One of the bad–and good–things about teaching other people how to write is that you have to stop and think about the process yourself. I’ve been teaching writing as a professor now for about 20 years, and taught writing workshops before that, so I have a little practice. But even so, I find myself scratching my head sometimes as to what I am doing and why I am doing it.
In the past two years or so, I’ve also been answering questions on Quora.com about writing, and some of them get a bit tedious. Especially when you are talking about tenses, viewpoints and other stuff that I never really studied. I realize that you have to know the rules before you can break them, and I have preached that myself. But there comes a time in your writing when it all becomes something a little more organic. That’s probably why I refuse–so far–to adopt Scrivener and other software helpers for my writing. I have a system that works for me. I’ve using it for close to a thousand years, and I don’t intend to change it, with the exception of when I’m co-authoring with another author in Vermont who shall remain unnamed (starts with C…).
Right now, this week, I’m finishing up National Novel Writing Month, and in the process, in the last 3/4 of my latest book entitled Soul Survivor.

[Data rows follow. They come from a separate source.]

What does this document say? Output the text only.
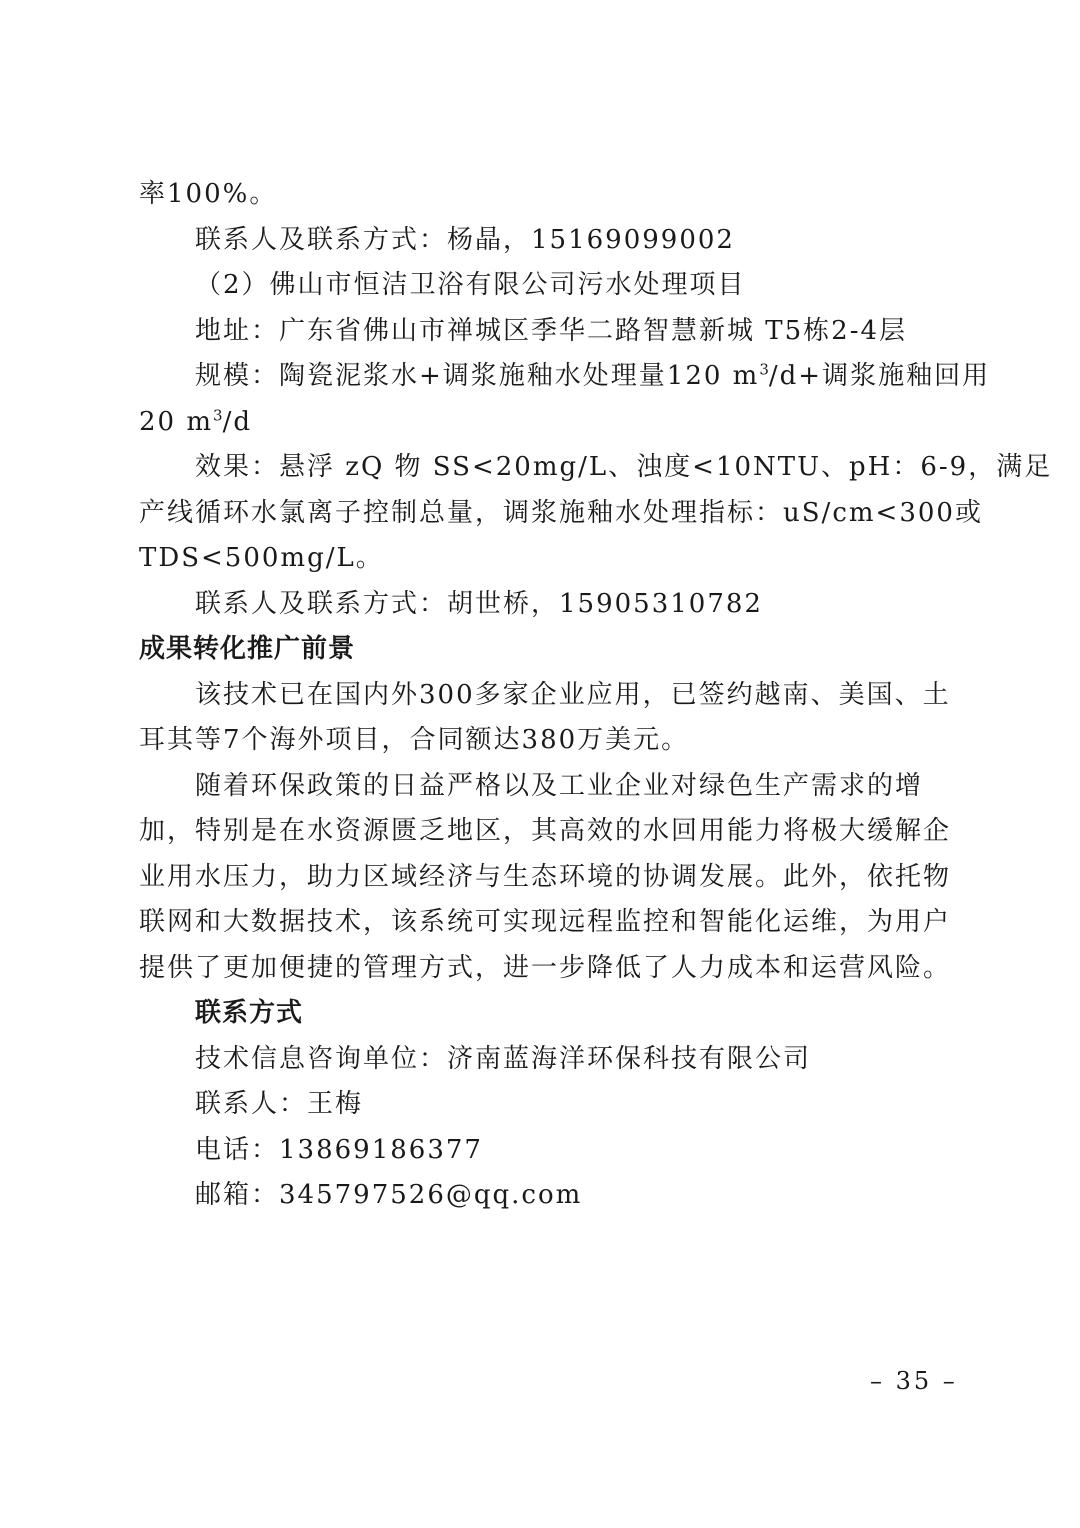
率100%。
联系人及联系方式：杨晶，15169099002
（2）佛山市恒洁卫浴有限公司污水处理项目
地址：广东省佛山市禅城区季华二路智慧新城 T5栋2-4层
规模：陶瓷泥浆水+调浆施釉水处理量120 $m^3/d+$调浆施釉回用
20 $m^3/d$
效果：悬浮 zQ 物 SS<20mg/L、浊度<10NTU、pH：6-9，满足
产线循环水氯离子控制总量，调浆施釉水处理指标：uS/cm<300或
TDS<500mg/L。
联系人及联系方式：胡世桥，15905310782
成果转化推广前景
该技术已在国内外300多家企业应用，已签约越南、美国、土
耳其等7个海外项目，合同额达380万美元。
随着环保政策的日益严格以及工业企业对绿色生产需求的增
加，特别是在水资源匮乏地区，其高效的水回用能力将极大缓解企
业用水压力，助力区域经济与生态环境的协调发展。此外，依托物
联网和大数据技术，该系统可实现远程监控和智能化运维，为用户
提供了更加便捷的管理方式，进一步降低了人力成本和运营风险。
联系方式
技术信息咨询单位：济南蓝海洋环保科技有限公司
联系人：王梅
电话：13869186377
邮箱：345797526@qq.com
– 35 –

It’s the story of Connie Simescu, a 19-year-old college student who also happens to be a language prodigy. She gets kidnapped in an earlier book and rescued. In this book, she’s decided she wants to go back to school at UT Austin despite her parents’ protests. There are two reasons for this: one, because she wants to be out from beneath her sister’s shadow, who is a professor at a local college, and two, because she feels a strong need to find God on her own. Hence the title. She gets caught up with several interesting, risky, dangerous, and somewhat nefarious characters in her travels, which is really what the book is about.
It’s a story that’s more of a character study than most of my books, but I fell in love with Connie in an earlier book, and wanted to start a series for herself. What’s interesting is that this book and this series is actually a spinoff from two other series: one, the Foundation series I wrote with the unnamed author from Vermont mentioned earlier (whose name begins with C), and two, the Champion Trilogy I wrote back several years ago. It’s been a challenge to integrate the two series, fun but challenging. And there have been times when I wondered if the whole thing was going to make sense in the long run.
But here I am, one day away from finishing NaNoWriMo, and five chapters away from finishing the book. There were times–a lot of times–when I looked at my chapter summary and thought, this is never going to make any sense. But it did, and it does. And the nonsense that I see when I write a chapter summary makes a little more sense when I write the first draft. And I know that even that will make more sense when I go through and edit and rewrite sections. It’s not exactly the process of making a silk purse out of a sow’s ear. You have to start with a good idea. And you have to have talent and determination.
But you also have to have faith that when things aren’t looking quite right when you’re writing the first draft, it’s going to be okay. Just keep writing. It will all work out somehow.